Gedung Kejaksaan Agung RI (Kejagung) 

Kedungademmu.id
Kejaksaan Agung (Kejagung) kembali membongkar skandal megakorupsi yang merugikan negara hingga Rp193,7 triliun dalam pengelolaan minyak mentah dan produk kilang PT Pertamina.

Kasus ini bukan sekadar praktik korupsi biasa, tetapi menunjukkan bagaimana sistem yang seharusnya melindungi kepentingan negara justru dimanfaatkan oleh segelintir elite demi keuntungan pribadi dan kelompok tertentu.

Modus Operandi: Manipulasi Produksi hingga Permainan Impor

Berdasarkan temuan Kejagung, para tersangka menjalankan kejahatan ini melalui empat skema utama.

Pertama, rekayasa produksi minyak dalam negeri.

Para tersangka diduga sengaja menurunkan laporan produksi minyak dalam negeri agar tampak tidak mencukupi. Dengan dalih kekurangan pasokan atau nilai ekonomis yang rendah, mereka menciptakan alasan untuk meningkatkan impor minyak mentah dan BBM.

Kedua, permainan broker dalam impor minyak.

Impor minyak melalui perantara (broker) menjadi celah korupsi yang sering dimanfaatkan. Para tersangka menggunakan pihak ketiga yang menaikkan harga secara tidak wajar (mark-up). Akibatnya, negara harus membayar lebih mahal, sementara keuntungan ilegal mengalir ke "pemain bayangan" dalam transaksi ini.

Ketiga, mark-up kontrak pengiriman minyak.

Selain permainan dalam impor, kontrak pengiriman minyak juga diduga dikondisikan dengan harga yang sengaja digelembungkan. Nilai kontrak yang sebenarnya lebih rendah dinaikkan secara fiktif, menciptakan ruang bagi penggelapan dana.

Keempat, manipulasi subsidi dan kompensasi BBM.

Pemerintah memberikan subsidi agar harga BBM tetap terjangkau bagi masyarakat. Namun, dalam kasus ini, dana kompensasi dan subsidi justru disalahgunakan untuk kepentingan pribadi dan kelompok tertentu, bukan untuk kesejahteraan rakyat.

Dampak: Ekonomi Terancam, Kepercayaan Publik Runtuh

Kerugian Rp193,7 triliun bukanlah angka kecil. Jumlah ini setara dengan hampir setengah dari anggaran subsidi energi nasional pada 2023. Dampaknya meliputi beban anggaran negara yang semakin berat, serta potensi kenaikan harga BBM yang bisa memicu inflasi dan memberatkan rakyat.
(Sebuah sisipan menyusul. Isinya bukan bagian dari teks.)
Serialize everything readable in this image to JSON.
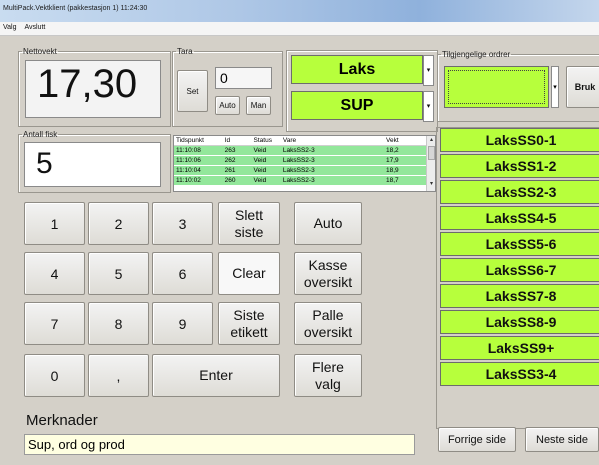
{
  "window": {
    "title": "MultiPack.Vektklient (pakkestasjon  1) 11:24:30"
  },
  "menu": {
    "items": [
      "Valg",
      "Avslutt"
    ]
  },
  "net_weight": {
    "label": "Nettovekt",
    "value": "17,30"
  },
  "tare": {
    "label": "Tara",
    "set_label": "Set",
    "value": "0",
    "auto_label": "Auto",
    "man_label": "Man"
  },
  "product": {
    "species": "Laks",
    "grade": "SUP"
  },
  "fish_count": {
    "label": "Antall fisk",
    "value": "5"
  },
  "log": {
    "columns": [
      "Tidspunkt",
      "Id",
      "Status",
      "Vare",
      "Vekt"
    ],
    "rows": [
      [
        "11:10:08",
        "263",
        "Veid",
        "LaksSS2-3",
        "18,2"
      ],
      [
        "11:10:06",
        "262",
        "Veid",
        "LaksSS2-3",
        "17,9"
      ],
      [
        "11:10:04",
        "261",
        "Veid",
        "LaksSS2-3",
        "18,9"
      ],
      [
        "11:10:02",
        "260",
        "Veid",
        "LaksSS2-3",
        "18,7"
      ]
    ]
  },
  "keypad": {
    "k1": "1",
    "k2": "2",
    "k3": "3",
    "k4": "4",
    "k5": "5",
    "k6": "6",
    "k7": "7",
    "k8": "8",
    "k9": "9",
    "k0": "0",
    "comma": ",",
    "enter": "Enter"
  },
  "actions": {
    "delete_last": "Slett\nsiste",
    "clear": "Clear",
    "last_label": "Siste\netikett",
    "auto": "Auto",
    "crate_overview": "Kasse\noversikt",
    "pallet_overview": "Palle\noversikt",
    "more_options": "Flere\nvalg"
  },
  "orders": {
    "label": "Tilgjengelige ordrer",
    "dropdown_value": "",
    "use_label": "Bruk"
  },
  "size_grades": [
    "LaksSS0-1",
    "LaksSS1-2",
    "LaksSS2-3",
    "LaksSS4-5",
    "LaksSS5-6",
    "LaksSS6-7",
    "LaksSS7-8",
    "LaksSS8-9",
    "LaksSS9+",
    "LaksSS3-4"
  ],
  "remarks": {
    "label": "Merknader",
    "value": "Sup, ord og prod"
  },
  "paging": {
    "prev": "Forrige side",
    "next": "Neste side"
  },
  "colors": {
    "accent_green": "#b7ff3c",
    "row_green": "#93e79b",
    "panel": "#d4d0c8"
  }
}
Selain itu, ancaman terhadap ketahanan energi nasional akibat tata kelola yang buruk. Juga, turunnya kepercayaan publik terhadap BUMN, terutama Pertamina, yang seharusnya menjadi garda terdepan dalam menjaga kedaulatan energi.

Harapan Terhadap Proses Hukum: Jangan Sampai Mandek!

Penetapan tujuh tersangka oleh Kejagung adalah langkah awal yang patut diapresiasi. Namun, publik menuntut pengusutan lebih lanjut: Siapa aktor utama di balik skandal ini? Apakah para tersangka hanya "pemain lapangan," atau ada figur yang lebih berkuasa di baliknya?

Bagaimana dengan hukuman? Korupsi berskala besar seperti ini tidak boleh berujung pada vonis ringan yang tak memberikan efek jera.

Harus ada penyitaan aset hasil korupsi, agar negara bisa memulihkan kerugian dan menutup celah korupsi di sektor energi.

Kasus korupsi minyak mentah ini adalah bukti nyata bahwa sektor energi masih menjadi sasaran empuk bagi para pelaku kejahatan sistemik. Dengan modus yang terstruktur dan melibatkan banyak pihak, korupsi ini telah menggerogoti ekonomi negara dalam jumlah yang fantastis.

Kejaksaan Agung harus bertindak tegas agar kasus ini tidak menjadi preseden buruk di masa depan. Jika tidak, maka sektor energi nasional akan terus dikendalikan oleh segelintir elite yang hanya mementingkan kantong sendiri, bukan kesejahteraan rakyat.